By examining the correlation between carrier terminal ownership and the choice of port calls by the 2M and upcoming Ocean and THE liner alliances, Drewry said that the choice of port call is often not in line with carrier terminal ownership interests.
The shipping consultancy conducted a research analysing the relationship between the extent of interests in terminals that carriers have in ports in a selection of gateway and transhipment port markets, and the ports of call in these markets, as selected by the three major alliances that will be in place from second-quarter 2017.

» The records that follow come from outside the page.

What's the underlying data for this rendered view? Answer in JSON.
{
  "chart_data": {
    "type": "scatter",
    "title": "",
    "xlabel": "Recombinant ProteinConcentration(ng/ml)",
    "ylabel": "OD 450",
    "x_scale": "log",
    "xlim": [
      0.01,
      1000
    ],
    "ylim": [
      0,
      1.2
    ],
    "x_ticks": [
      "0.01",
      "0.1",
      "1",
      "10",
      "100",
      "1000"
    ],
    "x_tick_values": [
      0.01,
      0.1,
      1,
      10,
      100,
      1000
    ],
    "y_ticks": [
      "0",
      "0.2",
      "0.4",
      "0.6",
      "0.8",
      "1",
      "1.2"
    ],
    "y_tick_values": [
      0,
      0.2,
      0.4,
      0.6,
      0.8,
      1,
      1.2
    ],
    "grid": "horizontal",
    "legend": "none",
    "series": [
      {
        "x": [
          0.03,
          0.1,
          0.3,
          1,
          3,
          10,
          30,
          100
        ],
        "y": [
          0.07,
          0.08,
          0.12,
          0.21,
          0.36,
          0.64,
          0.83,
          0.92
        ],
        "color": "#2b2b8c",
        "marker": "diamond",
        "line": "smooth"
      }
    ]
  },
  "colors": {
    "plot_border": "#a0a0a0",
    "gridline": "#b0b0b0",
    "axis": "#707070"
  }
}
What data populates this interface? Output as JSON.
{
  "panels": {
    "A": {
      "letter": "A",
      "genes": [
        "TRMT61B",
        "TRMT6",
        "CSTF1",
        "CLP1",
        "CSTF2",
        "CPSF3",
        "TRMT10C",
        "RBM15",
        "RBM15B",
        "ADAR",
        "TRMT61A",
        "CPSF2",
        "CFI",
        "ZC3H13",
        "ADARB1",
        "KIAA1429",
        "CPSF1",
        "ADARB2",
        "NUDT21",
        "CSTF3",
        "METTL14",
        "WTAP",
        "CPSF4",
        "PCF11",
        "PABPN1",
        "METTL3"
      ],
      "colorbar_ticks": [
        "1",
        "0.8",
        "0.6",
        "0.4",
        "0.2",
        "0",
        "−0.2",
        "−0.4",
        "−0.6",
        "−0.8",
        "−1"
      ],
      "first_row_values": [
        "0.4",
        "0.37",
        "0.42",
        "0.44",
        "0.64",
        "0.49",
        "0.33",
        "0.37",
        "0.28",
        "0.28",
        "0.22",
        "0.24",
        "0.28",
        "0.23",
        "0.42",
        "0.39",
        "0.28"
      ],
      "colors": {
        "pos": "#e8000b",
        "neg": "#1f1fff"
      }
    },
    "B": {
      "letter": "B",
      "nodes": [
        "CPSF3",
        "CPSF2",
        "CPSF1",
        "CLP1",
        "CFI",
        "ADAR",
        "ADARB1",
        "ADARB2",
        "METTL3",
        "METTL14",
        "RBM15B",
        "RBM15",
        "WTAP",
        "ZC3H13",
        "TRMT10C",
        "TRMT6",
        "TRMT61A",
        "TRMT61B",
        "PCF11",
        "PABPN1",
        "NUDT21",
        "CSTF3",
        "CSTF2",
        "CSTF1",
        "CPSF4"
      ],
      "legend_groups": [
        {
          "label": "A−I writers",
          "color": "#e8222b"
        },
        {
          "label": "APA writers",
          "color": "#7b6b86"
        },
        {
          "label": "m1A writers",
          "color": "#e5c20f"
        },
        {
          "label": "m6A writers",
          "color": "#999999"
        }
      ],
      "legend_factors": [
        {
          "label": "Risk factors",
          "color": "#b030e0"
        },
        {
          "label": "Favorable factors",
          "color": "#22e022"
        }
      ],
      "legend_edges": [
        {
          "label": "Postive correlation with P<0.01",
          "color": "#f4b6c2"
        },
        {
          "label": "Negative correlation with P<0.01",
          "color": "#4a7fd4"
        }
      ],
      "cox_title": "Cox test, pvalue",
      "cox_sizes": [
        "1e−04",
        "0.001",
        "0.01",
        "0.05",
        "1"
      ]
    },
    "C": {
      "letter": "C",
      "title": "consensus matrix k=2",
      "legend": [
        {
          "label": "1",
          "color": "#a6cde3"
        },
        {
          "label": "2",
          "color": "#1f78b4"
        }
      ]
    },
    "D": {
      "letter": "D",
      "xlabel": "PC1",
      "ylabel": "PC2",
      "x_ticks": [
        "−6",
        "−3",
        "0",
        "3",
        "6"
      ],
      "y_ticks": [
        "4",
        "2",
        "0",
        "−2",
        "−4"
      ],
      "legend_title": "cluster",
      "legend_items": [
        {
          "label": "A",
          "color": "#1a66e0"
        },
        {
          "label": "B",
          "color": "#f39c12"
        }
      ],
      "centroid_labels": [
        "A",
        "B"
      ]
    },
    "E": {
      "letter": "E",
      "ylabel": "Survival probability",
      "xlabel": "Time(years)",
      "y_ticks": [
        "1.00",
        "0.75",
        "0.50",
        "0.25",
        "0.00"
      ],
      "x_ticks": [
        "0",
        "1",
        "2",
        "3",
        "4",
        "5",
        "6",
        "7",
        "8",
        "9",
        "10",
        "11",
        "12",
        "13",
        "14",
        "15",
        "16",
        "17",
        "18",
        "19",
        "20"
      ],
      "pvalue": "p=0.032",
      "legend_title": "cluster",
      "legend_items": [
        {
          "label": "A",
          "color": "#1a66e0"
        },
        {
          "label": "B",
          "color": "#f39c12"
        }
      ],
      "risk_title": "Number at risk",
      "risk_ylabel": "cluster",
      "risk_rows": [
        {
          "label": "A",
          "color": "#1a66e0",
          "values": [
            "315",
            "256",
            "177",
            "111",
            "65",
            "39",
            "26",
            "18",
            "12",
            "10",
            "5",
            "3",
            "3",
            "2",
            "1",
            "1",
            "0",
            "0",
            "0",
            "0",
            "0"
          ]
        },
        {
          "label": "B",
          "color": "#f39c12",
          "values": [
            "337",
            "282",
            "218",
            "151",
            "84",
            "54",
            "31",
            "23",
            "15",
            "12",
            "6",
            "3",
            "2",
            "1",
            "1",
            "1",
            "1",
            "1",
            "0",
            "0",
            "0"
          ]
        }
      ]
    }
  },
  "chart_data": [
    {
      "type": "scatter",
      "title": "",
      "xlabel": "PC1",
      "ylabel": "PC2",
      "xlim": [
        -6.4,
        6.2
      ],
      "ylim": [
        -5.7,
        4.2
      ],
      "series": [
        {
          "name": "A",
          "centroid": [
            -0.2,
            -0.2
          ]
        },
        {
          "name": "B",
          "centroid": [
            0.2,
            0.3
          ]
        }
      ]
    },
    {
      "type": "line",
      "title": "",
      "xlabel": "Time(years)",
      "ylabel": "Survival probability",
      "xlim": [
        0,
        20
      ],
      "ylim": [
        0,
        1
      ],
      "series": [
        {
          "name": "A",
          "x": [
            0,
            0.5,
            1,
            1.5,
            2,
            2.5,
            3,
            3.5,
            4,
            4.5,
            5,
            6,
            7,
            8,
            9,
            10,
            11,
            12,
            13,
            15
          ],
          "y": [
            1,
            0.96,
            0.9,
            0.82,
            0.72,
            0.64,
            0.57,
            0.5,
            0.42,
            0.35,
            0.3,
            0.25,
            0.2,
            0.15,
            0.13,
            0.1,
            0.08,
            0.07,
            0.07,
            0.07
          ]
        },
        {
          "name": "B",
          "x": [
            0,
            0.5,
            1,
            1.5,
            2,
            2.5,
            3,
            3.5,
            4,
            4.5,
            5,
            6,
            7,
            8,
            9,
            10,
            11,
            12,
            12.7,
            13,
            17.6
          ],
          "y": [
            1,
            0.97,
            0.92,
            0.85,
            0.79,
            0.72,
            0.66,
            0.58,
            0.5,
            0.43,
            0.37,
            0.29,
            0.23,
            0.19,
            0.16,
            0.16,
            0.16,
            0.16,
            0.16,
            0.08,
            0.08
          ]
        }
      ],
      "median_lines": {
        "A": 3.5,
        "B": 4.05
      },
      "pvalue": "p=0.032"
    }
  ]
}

Gateway markets included Benelux ports, the Pacific South West and South China/Hong Kong, while transhipment markets covered hubs in Southeast Asia, the Mediterranean, Middle East and Central America/Caribbean.
The research showed that in the Benelux gateway port market, the port choices made by the Ocean and THE alliances correlate very closely to the member lines’ terminal interests, but for the 2M the opposite is true.
“What this analysis shows is that individual lines are not entirely in control of their own destinies when it comes to port choices, as partner lines in their alliances may have conflicting port choice preferences and particular idiosyncrasies,” Neil Davidson, Drewry’s senior analyst for ports and terminals, said.
The horse-trading between alliance members extends beyond port choices and into the choice of specific terminals within any given port, according to Drewry.
“Even if a terminal operator brings in a shipping line as a joint venture partner, this is no absolute guarantee of securing an alliance’s volume,” Davidson concluded.